The finale—warmed lotion and baby powder. Almost laughable—such a contrast on this huge, rugged surface. As he rolled over onto his back, tears rolled down his cheek. With amazingly beautiful brown eyes, he smiled and said in a quivering voice, “No one has touched me for years.” His chin trembled. “Thank you. I
am
healing.”

In a day when we have increasing concern about the appropriateness of touch, Bonnie taught this hurting world to still dare to touch the untouchable through eye contact, a warm handshake, a concerned voice—or the physical reassurance of warmed lotion and baby powder.

Naomi Rhode

 

Previously appeared in
Chicken Soup for the Soul at Work

Jack

 

After working many years in a large metropolitan hospital, with state-of-the-art conveniences, my work as P.M. charge nurse in a small, local convalescent hospital yielded many frustrations. Occasionally, we lacked supplies or equipment, and sometimes the food was less than desirable. The biggest problem was the lack of qualified help. Still, everyone working there genuinely loved the patients and did their best to care for them.

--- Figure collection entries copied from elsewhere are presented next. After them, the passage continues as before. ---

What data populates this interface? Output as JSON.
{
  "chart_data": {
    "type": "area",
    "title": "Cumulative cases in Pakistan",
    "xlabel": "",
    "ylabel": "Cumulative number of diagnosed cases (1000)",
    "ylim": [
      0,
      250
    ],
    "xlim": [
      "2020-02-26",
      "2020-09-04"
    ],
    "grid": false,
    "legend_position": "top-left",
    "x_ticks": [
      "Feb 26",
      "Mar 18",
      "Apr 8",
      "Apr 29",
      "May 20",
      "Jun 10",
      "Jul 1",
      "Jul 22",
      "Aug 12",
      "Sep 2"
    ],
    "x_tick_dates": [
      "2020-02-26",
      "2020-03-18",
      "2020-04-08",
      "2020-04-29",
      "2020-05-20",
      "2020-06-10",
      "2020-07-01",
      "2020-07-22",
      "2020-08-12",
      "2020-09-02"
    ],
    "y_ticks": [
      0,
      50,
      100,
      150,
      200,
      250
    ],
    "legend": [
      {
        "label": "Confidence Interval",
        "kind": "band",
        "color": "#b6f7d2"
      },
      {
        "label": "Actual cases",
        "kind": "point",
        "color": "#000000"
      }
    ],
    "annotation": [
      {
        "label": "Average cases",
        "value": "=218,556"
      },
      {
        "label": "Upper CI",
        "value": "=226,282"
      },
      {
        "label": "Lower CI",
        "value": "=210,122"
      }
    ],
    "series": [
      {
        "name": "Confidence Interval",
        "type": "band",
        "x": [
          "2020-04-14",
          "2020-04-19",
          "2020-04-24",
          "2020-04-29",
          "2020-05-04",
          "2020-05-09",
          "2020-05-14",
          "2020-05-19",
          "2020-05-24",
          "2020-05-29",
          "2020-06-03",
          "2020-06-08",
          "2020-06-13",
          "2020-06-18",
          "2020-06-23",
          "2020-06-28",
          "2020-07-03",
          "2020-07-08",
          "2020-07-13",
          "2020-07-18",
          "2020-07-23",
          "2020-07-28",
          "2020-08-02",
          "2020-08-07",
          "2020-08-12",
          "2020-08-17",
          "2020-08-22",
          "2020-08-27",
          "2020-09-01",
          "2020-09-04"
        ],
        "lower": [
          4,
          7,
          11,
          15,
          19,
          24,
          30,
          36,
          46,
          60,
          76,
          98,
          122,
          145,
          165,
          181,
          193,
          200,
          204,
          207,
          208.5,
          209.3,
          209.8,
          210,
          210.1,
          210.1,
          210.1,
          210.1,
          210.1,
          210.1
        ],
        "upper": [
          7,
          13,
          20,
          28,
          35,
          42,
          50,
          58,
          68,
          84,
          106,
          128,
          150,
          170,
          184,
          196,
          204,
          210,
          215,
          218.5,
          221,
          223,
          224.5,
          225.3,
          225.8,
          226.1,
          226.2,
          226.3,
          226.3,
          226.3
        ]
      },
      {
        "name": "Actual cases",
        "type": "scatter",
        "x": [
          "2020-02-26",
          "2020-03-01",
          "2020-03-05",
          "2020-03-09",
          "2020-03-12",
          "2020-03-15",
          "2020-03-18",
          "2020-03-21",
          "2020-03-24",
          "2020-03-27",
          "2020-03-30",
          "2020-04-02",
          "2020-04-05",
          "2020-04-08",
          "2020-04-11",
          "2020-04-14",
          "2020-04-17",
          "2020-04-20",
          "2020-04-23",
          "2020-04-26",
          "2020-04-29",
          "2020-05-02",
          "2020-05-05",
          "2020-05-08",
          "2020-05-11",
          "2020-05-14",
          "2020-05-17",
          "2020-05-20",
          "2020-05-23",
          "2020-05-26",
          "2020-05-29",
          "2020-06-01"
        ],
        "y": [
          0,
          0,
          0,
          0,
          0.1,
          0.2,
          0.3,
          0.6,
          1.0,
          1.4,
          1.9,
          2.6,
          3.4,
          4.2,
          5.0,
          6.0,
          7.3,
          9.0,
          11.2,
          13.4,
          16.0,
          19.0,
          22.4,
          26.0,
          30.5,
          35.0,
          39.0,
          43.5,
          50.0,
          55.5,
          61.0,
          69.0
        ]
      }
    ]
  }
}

Alice, a tiny, alert, elderly lady with bright blue, twinkling eyes was everyone’s favorite. Her only living relative was her son Jack, a large, tough man. Tattoos covered his arms and a scraggly beard grew haphazardly on his chin. No matter how cold the weather was, he always wore a tank-top shirt so the dragon and snake artwork could be admired by all. He wore faded jeans, so stiff with grime, they could have stood alone. His loud and gruff manner terrified most of the staff.

But this monstrous man loved his tiny mother. Every day, he roared up to the hospital entrance on his old motorcycle, flung open the front door and tromped down the hall to her room, his clacking boot heels loudly announcing his arrival. He visited at unpredictable hours so he could surprise anyone he suspected of not taking proper care of his mother. Yet, his gentleness with her amazed me.

I made friends with Jack, figuring I’d rather be a friend with a man like him, than an enemy. And I, like everyone else, truly loved his mother.

One particularly bad evening, three aides called in sick, the food carts were late and cold, and one of the patients fell and broke his hip. Jack came in at suppertime to help his mother with her meal. He stood gawking at me in the nurses’ station as I busily tried to do the work of three nurses. Overwhelmed and near tears, I avoided his stare.